Key innovations in this work include:
- Data Acquisition & Processing: Using Selenium and LlamaIndex technologies, we achieve an 80% success rate in downloading academic papers.
- Automated Literature Review Writing: Combining MetaGPT and MINT technologies, the system can autonomously write a literature review while evaluating both the process and outcome.
- Multimodal Input/Output: The system supports multimodal inputs and outputs, combining text, images, and videos for a comprehensive review paper.

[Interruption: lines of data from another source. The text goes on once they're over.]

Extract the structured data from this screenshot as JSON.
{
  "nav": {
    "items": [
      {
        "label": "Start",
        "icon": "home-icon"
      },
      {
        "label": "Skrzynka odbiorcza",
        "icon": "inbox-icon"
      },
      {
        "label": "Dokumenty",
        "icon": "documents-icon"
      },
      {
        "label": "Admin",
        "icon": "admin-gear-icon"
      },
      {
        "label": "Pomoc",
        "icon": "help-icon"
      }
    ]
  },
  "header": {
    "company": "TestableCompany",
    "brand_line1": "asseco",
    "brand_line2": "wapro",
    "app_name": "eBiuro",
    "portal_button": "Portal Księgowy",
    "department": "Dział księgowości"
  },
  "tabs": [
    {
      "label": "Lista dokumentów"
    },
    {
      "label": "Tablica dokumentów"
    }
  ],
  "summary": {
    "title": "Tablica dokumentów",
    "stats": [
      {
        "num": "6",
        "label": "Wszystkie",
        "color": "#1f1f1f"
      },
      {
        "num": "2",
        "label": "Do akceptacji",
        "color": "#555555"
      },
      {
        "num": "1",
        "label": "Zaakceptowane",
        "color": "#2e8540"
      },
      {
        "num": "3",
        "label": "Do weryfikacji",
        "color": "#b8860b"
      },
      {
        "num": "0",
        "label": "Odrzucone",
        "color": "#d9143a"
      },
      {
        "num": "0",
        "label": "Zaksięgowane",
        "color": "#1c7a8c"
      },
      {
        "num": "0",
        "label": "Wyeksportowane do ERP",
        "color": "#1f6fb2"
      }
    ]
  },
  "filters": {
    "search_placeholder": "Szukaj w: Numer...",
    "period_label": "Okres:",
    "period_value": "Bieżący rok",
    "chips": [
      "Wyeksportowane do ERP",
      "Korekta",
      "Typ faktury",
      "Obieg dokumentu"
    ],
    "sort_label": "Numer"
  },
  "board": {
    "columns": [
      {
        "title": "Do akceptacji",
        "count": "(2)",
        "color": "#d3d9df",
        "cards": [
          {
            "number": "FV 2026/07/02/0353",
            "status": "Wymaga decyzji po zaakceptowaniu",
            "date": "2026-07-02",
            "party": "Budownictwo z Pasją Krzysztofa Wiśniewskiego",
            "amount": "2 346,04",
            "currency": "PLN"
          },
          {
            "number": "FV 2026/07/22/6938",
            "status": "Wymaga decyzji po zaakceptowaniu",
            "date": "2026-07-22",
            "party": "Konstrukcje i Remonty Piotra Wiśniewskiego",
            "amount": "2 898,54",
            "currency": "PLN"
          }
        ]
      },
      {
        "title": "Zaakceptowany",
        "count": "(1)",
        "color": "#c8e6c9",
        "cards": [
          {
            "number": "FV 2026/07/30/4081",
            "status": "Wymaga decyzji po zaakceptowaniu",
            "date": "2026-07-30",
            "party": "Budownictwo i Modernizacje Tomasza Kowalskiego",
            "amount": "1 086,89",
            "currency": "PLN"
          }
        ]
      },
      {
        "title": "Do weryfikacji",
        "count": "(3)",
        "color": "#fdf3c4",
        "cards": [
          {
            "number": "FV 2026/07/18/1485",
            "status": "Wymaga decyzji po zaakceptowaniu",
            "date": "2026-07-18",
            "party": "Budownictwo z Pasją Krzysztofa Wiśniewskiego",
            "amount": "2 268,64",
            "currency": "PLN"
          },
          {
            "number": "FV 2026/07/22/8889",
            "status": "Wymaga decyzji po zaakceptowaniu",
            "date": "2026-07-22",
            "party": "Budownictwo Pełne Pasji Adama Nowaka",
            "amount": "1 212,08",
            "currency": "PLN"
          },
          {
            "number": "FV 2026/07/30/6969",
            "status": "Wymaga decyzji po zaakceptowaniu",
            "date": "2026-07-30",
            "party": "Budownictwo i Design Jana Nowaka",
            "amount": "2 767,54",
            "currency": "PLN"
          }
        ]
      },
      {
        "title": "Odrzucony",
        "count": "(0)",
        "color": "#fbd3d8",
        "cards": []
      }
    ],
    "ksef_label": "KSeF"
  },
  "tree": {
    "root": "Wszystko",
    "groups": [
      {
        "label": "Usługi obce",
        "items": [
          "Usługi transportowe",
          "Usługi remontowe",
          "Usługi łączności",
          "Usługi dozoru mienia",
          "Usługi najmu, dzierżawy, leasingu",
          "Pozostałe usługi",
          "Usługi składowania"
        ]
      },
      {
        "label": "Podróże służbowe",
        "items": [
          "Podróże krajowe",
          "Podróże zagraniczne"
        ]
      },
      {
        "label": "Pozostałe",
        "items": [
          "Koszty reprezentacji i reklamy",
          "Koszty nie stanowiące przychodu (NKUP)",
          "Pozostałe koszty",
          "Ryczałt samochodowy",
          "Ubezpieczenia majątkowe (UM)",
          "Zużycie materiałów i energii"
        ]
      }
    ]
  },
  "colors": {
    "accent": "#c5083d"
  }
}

Experimental results demonstrate that the average time for generating a complete paper is under 15 minutes, which alleviates the challenges of data acquisition and evaluation, providing a solid foundation for future research and applications.
-
class_dic.py
A class for creating a dictionary to store generated paper content. -
img_match.py
Used for image matching, extracting paper-related images, and associating them with the appropriate paragraphs for insertion. -
main.py
The main program responsible for generating the paper. -
spider_final_doi.py
A literature crawling function that retrieves papers based on specified keywords. -
vedio.py
Used for video synthesis, generating an introductory video. -
Presentation file.mp4
A demonstration video showing how the system works and its capabilities.
- Multimodal Integration: Combines large language models with image, video, and audio data.
- Efficient Data Crawling: Successfully retrieves academic papers with a high download success rate.
- Automatic Paper Generation: Automates the process of generating literature review papers.
- Fast Processing Time: Generates a full review paper in under 15 minutes.